The book features seven cities and regions of Europe, North America, and Oceania, as well as explains the background against which they adopted the concept of compact cities and how they implemented the idea. For example, I wrote about the Berlin–Brandenburg metropolitan area in Germany, which experienced a drastic population decline in the outer suburbs (Chapter 4). It became difficult for these suburbs to maintain the functions and services essential for people’s lives, such as government services, health care, education, and retail services. Needless to say, the local government faced an extremely difficult challenge of offering basic services while operating under a budgetary constraint amid a population decline. Chapter 4 provides an overview of the efforts being made during this transitional period of shrinkage, and explains how this region plans to establish, with regard to its spatial plan, hubs that integrate various urban functions.

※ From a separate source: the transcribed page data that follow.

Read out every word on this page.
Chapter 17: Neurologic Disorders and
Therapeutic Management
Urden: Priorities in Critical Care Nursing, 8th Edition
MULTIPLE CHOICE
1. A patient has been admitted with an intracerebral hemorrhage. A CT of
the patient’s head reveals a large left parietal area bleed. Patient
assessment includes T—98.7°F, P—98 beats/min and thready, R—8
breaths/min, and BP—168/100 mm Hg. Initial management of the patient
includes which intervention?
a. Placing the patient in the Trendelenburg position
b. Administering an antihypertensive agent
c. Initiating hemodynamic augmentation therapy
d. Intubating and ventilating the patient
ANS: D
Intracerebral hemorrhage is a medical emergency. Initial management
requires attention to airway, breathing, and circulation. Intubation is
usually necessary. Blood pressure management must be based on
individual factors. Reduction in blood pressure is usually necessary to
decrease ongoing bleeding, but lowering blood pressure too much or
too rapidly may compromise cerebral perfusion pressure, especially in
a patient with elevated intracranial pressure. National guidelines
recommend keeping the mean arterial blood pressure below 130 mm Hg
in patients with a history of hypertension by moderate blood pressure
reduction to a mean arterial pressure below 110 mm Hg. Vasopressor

The book’s individual chapters are more than superficial case studies. They briefly explain planning systems that enable those countries and cities to carry out compact-city policies, and provide suggestions for Japan in light of these cases. Making urban structures which have been formed over the years more compact has by no means been a straightforward process. The book not only presents target spatial images but also provides key points to consider in achieving the target. Therefore, the book offers many useful tips for both practitioners and academics.